- Researchers discover 34 malicious packages from TrapDoor malware targeting Aptos, Sui, and Solana ecosystems.
- The packages are designed to steal developers’ crypto wallets, SSH keys, cloud credentials, browser data, and environment variables
Researchers from Socket Security have issued a warning to communities in the Aptos, Sui, and Solana ecosystems. A new malware called TrapDoor is targeting these ecosystems by injecting malicious packages into code repositories like npm, PyPI, and Crates.io. Hiding in applications like AI assistant files and automation scripts, the malware can steal crypto wallets, cloud tokens, and access keys from developer workstations.
The researchers noted that the earliest releases of the malware were observed on Friday at 20:20 UTC, with more published in quick succession, suggesting the attack was coordinated, not opportunistic. The TrapDoor malware was built to search compromised computers for sensitive data, including SSH keys, AWS credentials, GitHub tokens, browser login data, API keys, and crypto wallet files associated with Sui, Solana, and Aptos development environments.
Crypto users and platforms have been targeted by malware campaigns before. Scammers have used phishing emails and fake downloads for years, and now they are widening the net to include builders. Crypto wallets, cloud credentials, and AI tooling make these developers good targets.
TrapDoor Manipulates AI Tools
One of the most unusual aspects of the TrapDoor campaign was its attempt to manipulate AI coding assistants. The attackers added hidden instructions into files commonly used by AI development tools. Those instructions attempted to convince AI assistants to perform fake “security scans” that would expose sensitive local files and credentials.
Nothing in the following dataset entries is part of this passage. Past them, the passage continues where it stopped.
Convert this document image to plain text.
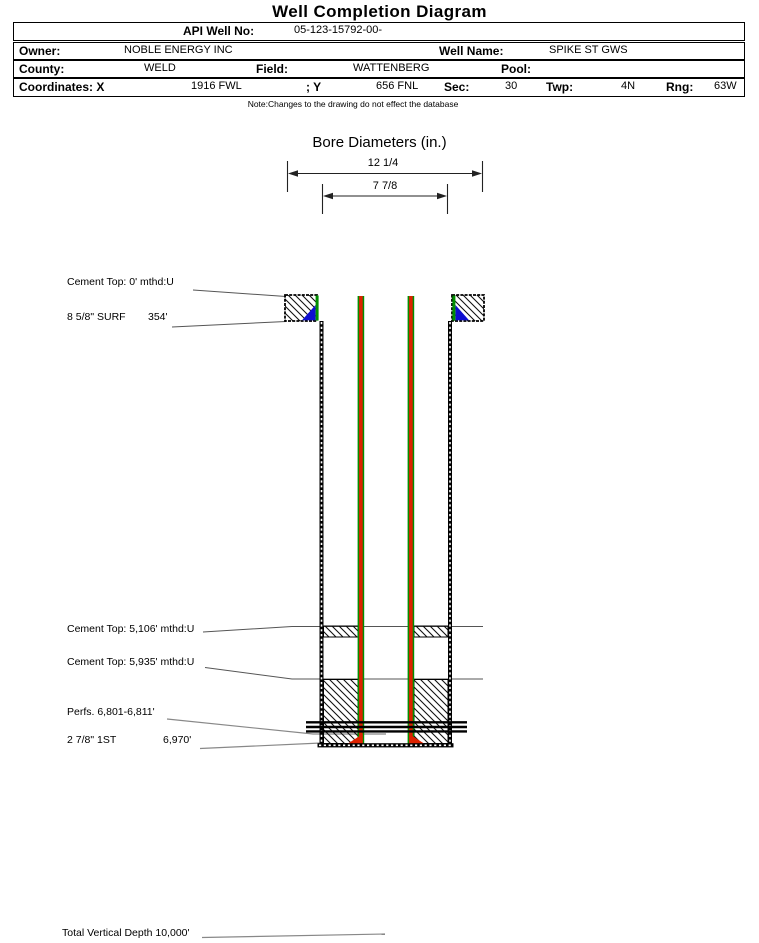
Well Completion Diagram
API Well No:	05-123-15792-00-
Owner:	NOBLE ENERGY INC	Well Name:	SPIKE ST GWS
County:	WELD	Field:	WATTENBERG	Pool:
Coordinates: X	1916 FWL	; Y	656 FNL Sec:	30 Twp:	4N	Rng: 63W
Note:Changes to the drawing do not effect the database
Bore Diameters (in.)
12 1/4
7 7/8
Cement Top: 0' mthd:U
8 5/8" SURF 354'
Cement Top: 5,106' mthd:U
Cement Top: 5,935' mthd:U
Perfs. 6,801-6,811'
2 7/8" 1ST	6,970'
Total Vertical Depth 10,000'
Socket noted that the malware used zero-width Unicode characters to conceal some of these instructions from human review while still making them readable to certain AI systems.
As AI-assisted coding accelerates software development, companies are increasingly relying on open-source dependencies, automated package installations, and AI-generated workflows. This means they are now vulnerable to attacks designed for this convenience.
Socket’s platform is now calling on developers in the affected ecosystems to run tests to detect this malicious malware. Its detection systems identified TrapDoor releases within minutes of publication across multiple registries. It further noted that it has classified all identified packages as malicious and continues to track and report on related versions and infrastructure associated with the campaign.
As ETHNews reported in March, another report recently identified a similar security threat. OX Security has identified a widespread phishing campaign targeting developers who interact with OpenClaw, an open-source AI agent project with 324,000 GitHub stars, using fake token airdrop offers to drain crypto wallets and steal SSH credentials.
Security has become a major concern for crypto this year, with nearly a dozen exploits draining close to $1 billion from DeFi protocols. Cross-chain bridges have been the most common target, leading to a migration from LayerZero bridging to more secure alternatives such as Chainlink’s CCIP. Over $4 billion in crypto assets have moved to Chainlink in the past month alone.